What Happens When the Drinking Starts at a Family Gathering

Inevitably, someone will start drinking. If Susan is an alcoholic, she will join in, but if she’s not a drinker she will likely start making passive-aggressive attempts to control the drinking and/or behavior of others. Al-Anon refers to this behavior as “forcing solutions.” Susan will find herself “irritable and unreasonable without knowing it” (from Al-Anon’s Suggested Welcome). If she can’t control the drinker she will try to control the meal preparation or the gift unwrapping or the selection of music or whatever, because it gives her some temporary sense of power. Others around her will begin to have their own vague feelings of upset and their own triggers just from being in Susan’s presence.

All this is happening on an unseen level, of course. On the surface, to a casual observer, everybody is having a great time and it looks just like that Norman Rockwell scene. There is laughter, singing, joking and joviality. Alcoholics are often the “life of the party” and others are unaware of the effect that alcoholism is having on the group.

Detaching From a Dysfunctional Family Gathering

A roomful of Susans and other dysfunctional family members can soon create havoc in even the most well-meaning group of people. A person who recognizes what is happening and their own part in the insanity can choose to stay in the room, participate in the superficial, friendly exchanges, or they can choose to detach from the craziness whether or not they physically leave the premises.

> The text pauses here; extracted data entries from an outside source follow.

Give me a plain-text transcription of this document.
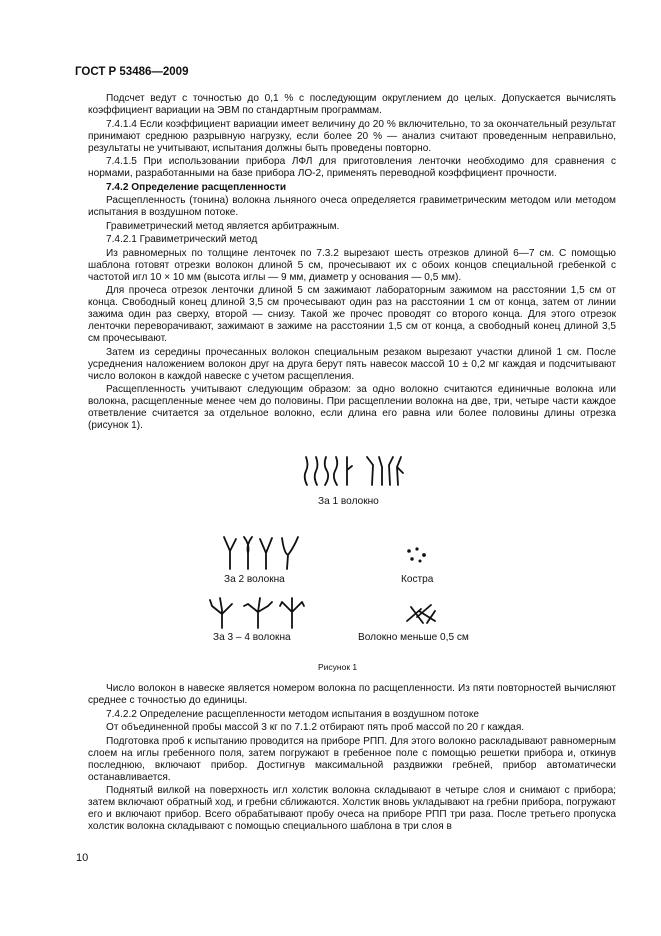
ГОСТ Р 53486—2009

Подсчет ведут с точностью до 0,1 % с последующим округлением до целых. Допускается вычислять коэффициент вариации на ЭВМ по стандартным программам.

7.4.1.4 Если коэффициент вариации имеет величину до 20 % включительно, то за окончательный результат принимают среднюю разрывную нагрузку, если более 20 % — анализ считают проведенным неправильно, результаты не учитывают, испытания должны быть проведены повторно.

7.4.1.5 При использовании прибора ЛФЛ для приготовления ленточки необходимо для сравнения с нормами, разработанными на базе прибора ЛО-2, применять переводной коэффициент прочности.

7.4.2 Определение расщепленности

Расщепленность (тонина) волокна льняного очеса определяется гравиметрическим методом или методом испытания в воздушном потоке.

Гравиметрический метод является арбитражным.

7.4.2.1 Гравиметрический метод

Из равномерных по толщине ленточек по 7.3.2 вырезают шесть отрезков длиной 6—7 см. С помощью шаблона готовят отрезки волокон длиной 5 см, прочесывают их с обоих концов специальной гребенкой с частотой игл 10 × 10 мм (высота иглы — 9 мм, диаметр у основания — 0,5 мм).

Для прочеса отрезок ленточки длиной 5 см зажимают лабораторным зажимом на расстоянии 1,5 см от конца. Свободный конец длиной 3,5 см прочесывают один раз на расстоянии 1 см от конца, затем от линии зажима один раз сверху, второй — снизу. Такой же прочес проводят со второго конца. Для этого отрезок ленточки переворачивают, зажимают в зажиме на расстоянии 1,5 см от конца, а свободный конец длиной 3,5 см прочесывают.

Затем из середины прочесанных волокон специальным резаком вырезают участки длиной 1 см. После усреднения наложением волокон друг на друга берут пять навесок массой 10 ± 0,2 мг каждая и подсчитывают число волокон в каждой навеске с учетом расщепления.

Расщепленность учитывают следующим образом: за одно волокно считаются единичные волокна или волокна, расщепленные менее чем до половины. При расщеплении волокна на две, три, четыре части каждое ответвление считается за отдельное волокно, если длина его равна или более половины длины отрезка (рисунок 1).

За 1 волокно
За 2 волокна	Костра
За 3 – 4 волокна	Волокно меньше 0,5 см
Рисунок 1

Число волокон в навеске является номером волокна по расщепленности. Из пяти повторностей вычисляют среднее с точностью до единицы.

7.4.2.2 Определение расщепленности методом испытания в воздушном потоке

От объединенной пробы массой 3 кг по 7.1.2 отбирают пять проб массой по 20 г каждая.

Подготовка проб к испытанию проводится на приборе РПП. Для этого волокно раскладывают равномерным слоем на иглы гребенного поля, затем погружают в гребенное поле с помощью решетки прибора и, откинув последнюю, включают прибор. Достигнув максимальной раздвижки гребней, прибор автоматически останавливается.

Поднятый вилкой на поверхность игл холстик волокна складывают в четыре слоя и снимают с прибора; затем включают обратный ход, и гребни сближаются. Холстик вновь укладывают на гребни прибора, погружают его и включают прибор. Всего обрабатывают пробу очеса на приборе РПП три раза. После третьего пропуска холстик волокна складывают с помощью специального шаблона в три слоя в

10
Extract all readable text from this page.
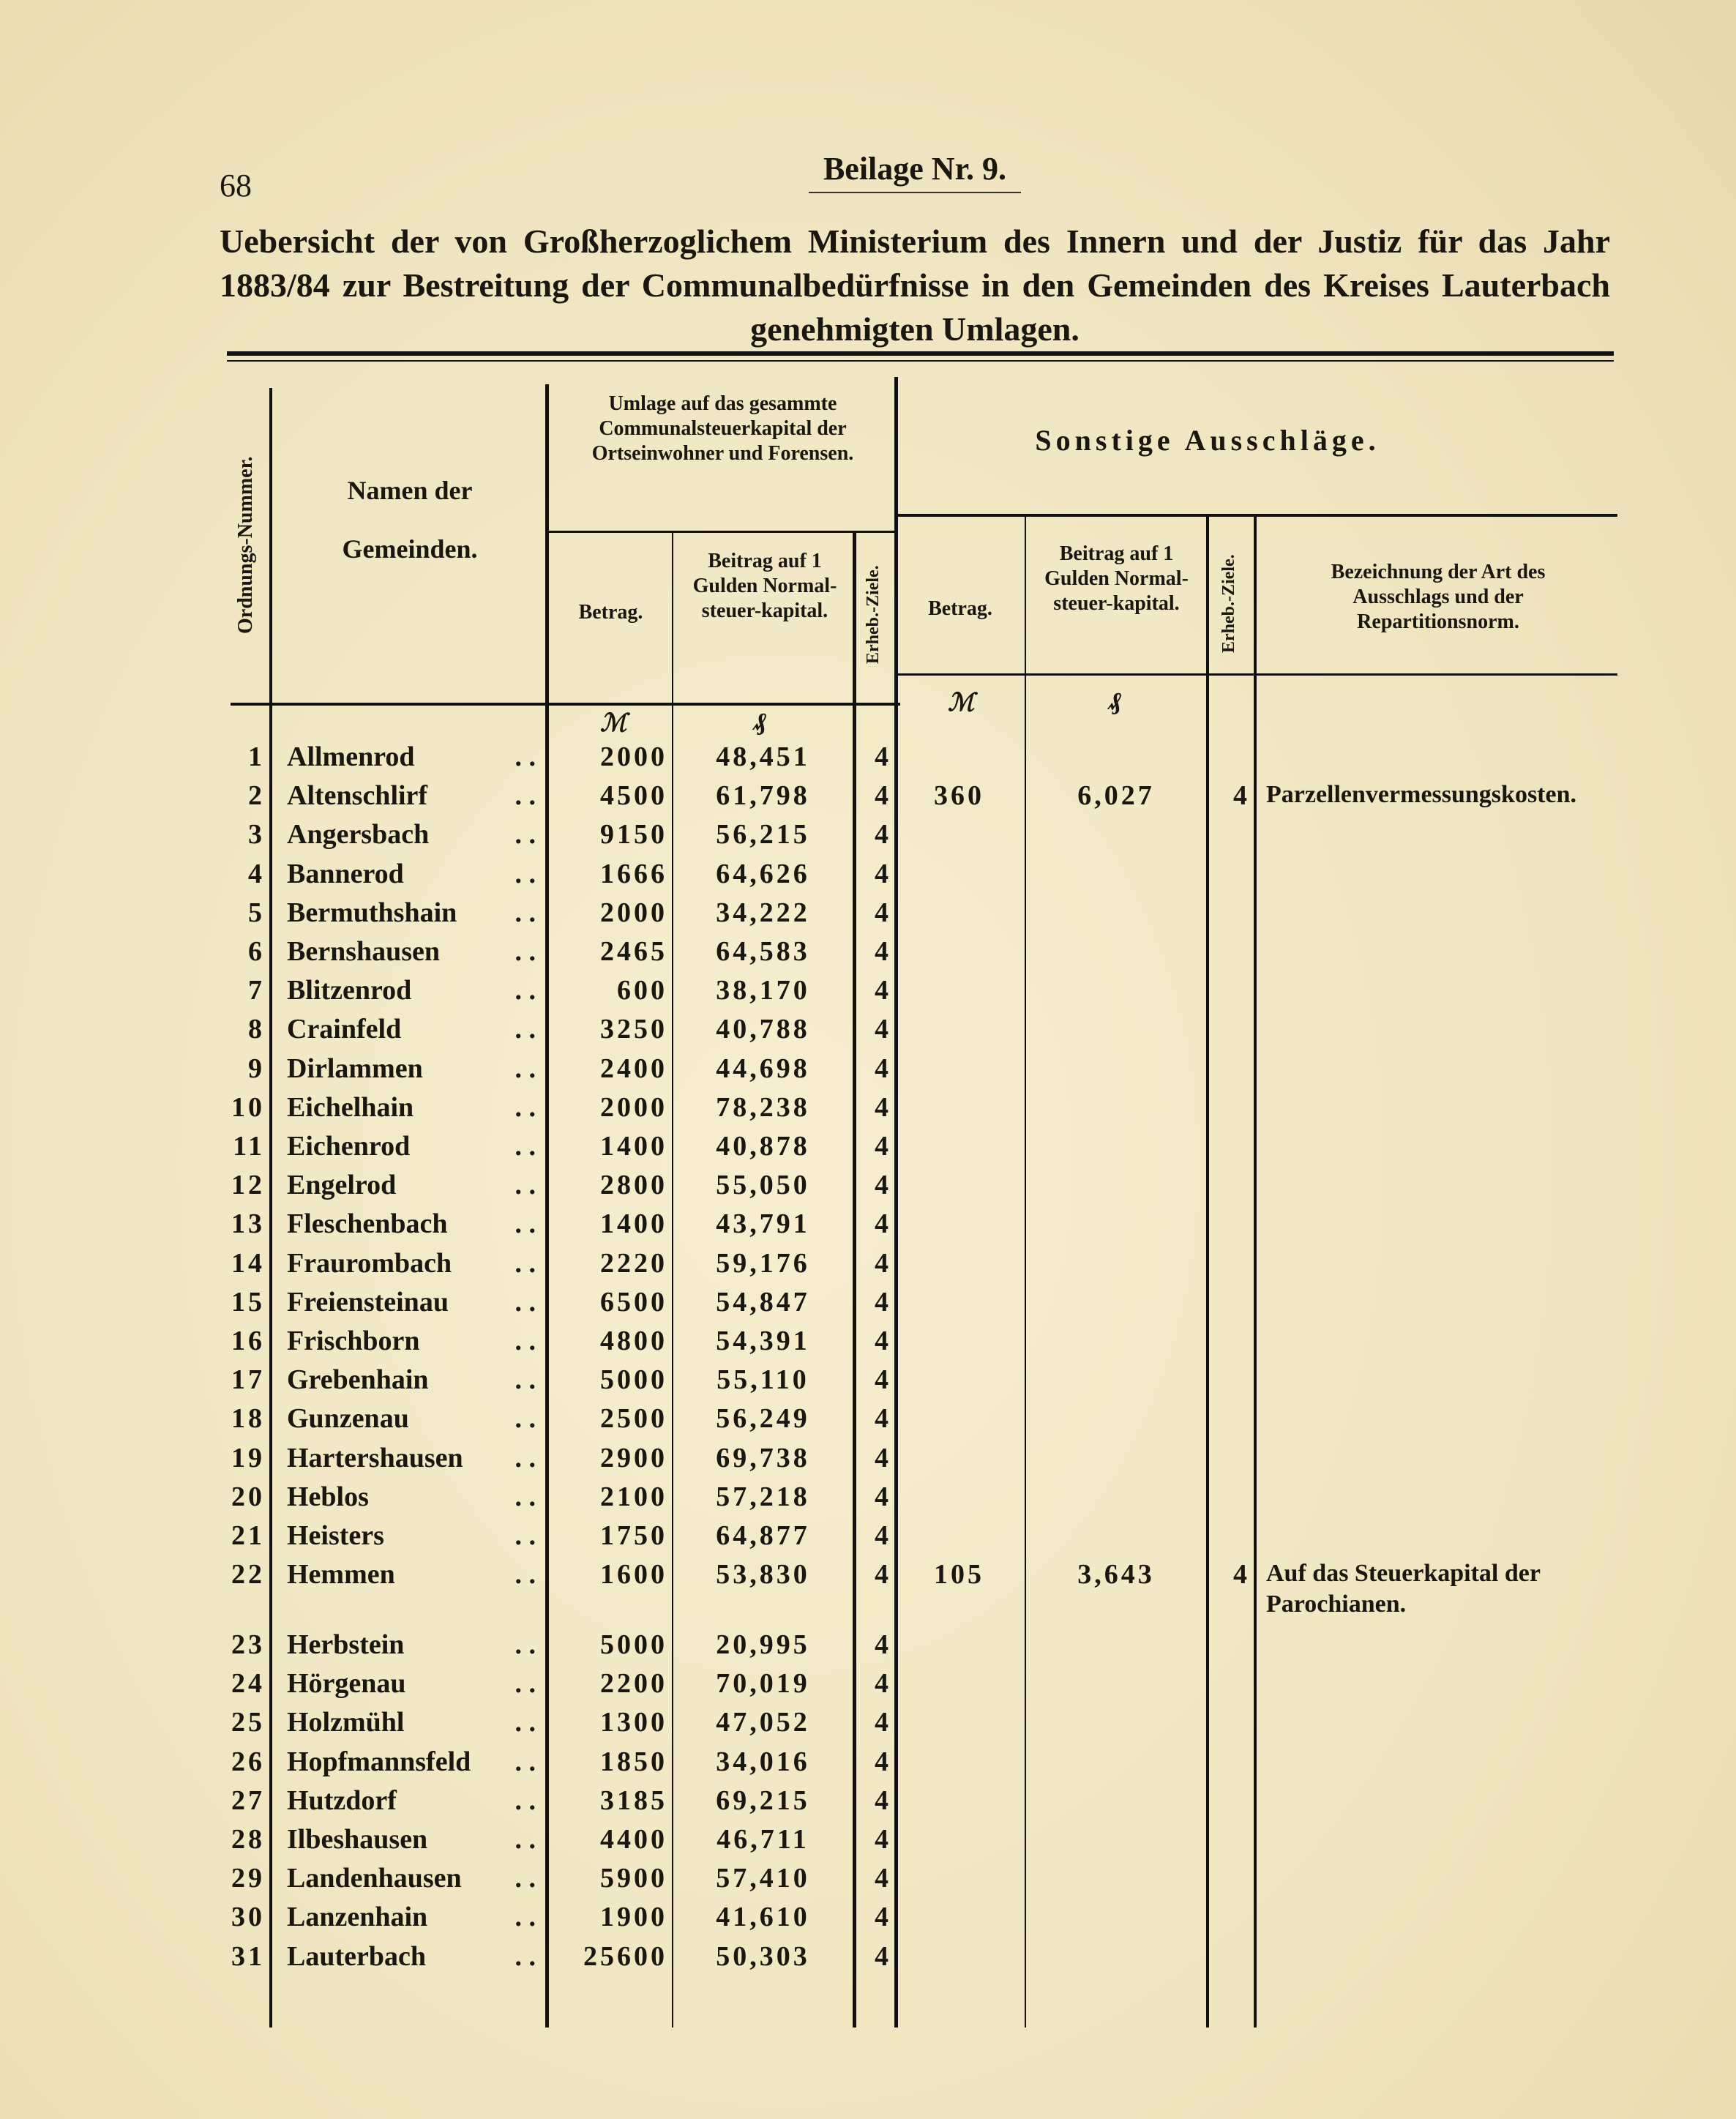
68	Beilage Nr. 9.
Uebersicht der von Großherzoglichem Ministerium des Innern und der Justiz für das Jahr 1883/84 zur Bestreitung der Communalbedürfnisse in den Gemeinden des Kreises Lauterbach genehmigten Umlagen.
Ordnungs-Nummer.	Namen der Gemeinden.
Umlage auf das gesammte Communalsteuerkapital der Ortseinwohner und Forensen.
Betrag.
Beitrag auf 1 Gulden Normal-steuer-kapital.	Erheb.-Ziele.
Sonstige Ausschläge.
Betrag.
Beitrag auf 1 Gulden Normal-steuer-kapital.	Erheb.-Ziele.	Bezeichnung der Art des Ausschlags und der Repartitionsnorm.
ℳ	₰
ℳ	₰
1 Allmenrod	. .	2000	48,451	4
2 Altenschlirf	. .	4500	61,798	4	360	6,027	4 Parzellenvermessungskosten.
3 Angersbach	. .	9150	56,215	4
4 Bannerod	. .	1666	64,626	4
5 Bermuthshain . .	2000	34,222	4
6 Bernshausen	. .	2465	64,583	4
7 Blitzenrod	. .	600	38,170	4
8 Crainfeld	. .	3250	40,788	4
9 Dirlammen	. .	2400	44,698	4
10 Eichelhain	. .	2000	78,238	4
11 Eichenrod	. .	1400	40,878	4
12 Engelrod	. .	2800	55,050	4
13 Fleschenbach . .	1400	43,791	4
14 Fraurombach . .	2220	59,176	4
15 Freiensteinau . .	6500	54,847	4
16 Frischborn	. .	4800	54,391	4
17 Grebenhain	. .	5000	55,110	4
18 Gunzenau	. .	2500	56,249	4
19 Hartershausen . .	2900	69,738	4
20 Heblos	. .	2100	57,218	4
21 Heisters	. .	1750	64,877	4
22 Hemmen	. .	1600	53,830	4	105	3,643	4 Auf das Steuerkapital der Parochianen.
23 Herbstein	. .	5000	20,995	4
24 Hörgenau	. .	2200	70,019	4
25 Holzmühl	. .	1300	47,052	4
26 Hopfmannsfeld . .	1850	34,016	4
27 Hutzdorf	. .	3185	69,215	4
28 Ilbeshausen	. .	4400	46,711	4
29 Landenhausen . .	5900	57,410	4
30 Lanzenhain	. .	1900	41,610	4
31 Lauterbach	. .	25600	50,303	4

Setting boundaries or detaching from five Susans can be stressful for those in recovery, but it is well worth the effort. Here are some techniques that have helped Al-Anon members in similar situations:

  • Find an empty room, even a bathroom, and take a few minutes to check in with your body. Breathe deeply, relax, say a prayer and acknowledge whatever emotion it is that is trying to surface.
  • Let go of any preconceived notions about how others “ought to” behave. Allow events to unfold as they will, trusting that a Higher Power is in charge of everything and everybody concerned.
  • If someone tries to control you or “help” you by offering unsolicited advice (another form of control), remember you have the right to say “Thanks, but I’m sure I’ll be able to [whatever] just fine” or simply, “You could be right, I’ll think about that.”
  • Affirm yourself to yourself. Remind yourself that you are entitled to feel your feelings and that you are not required to “obey” another adult who thinks they know how you ought to live.
  • Let go of your own need to control the behavior of others. Detach with love if possible. If you can’t do it with love, do it with anger. But do it. It will save your psyche and your sanity.

As long as alcoholics attend family gatherings, and as long as family members try to reason with or control an alcoholic, families will continue to ride the “Merry-Go-Round Called Denial.” Try Al-Anon for yourself and reconnect with the precious child of God you see when you look in the mirror.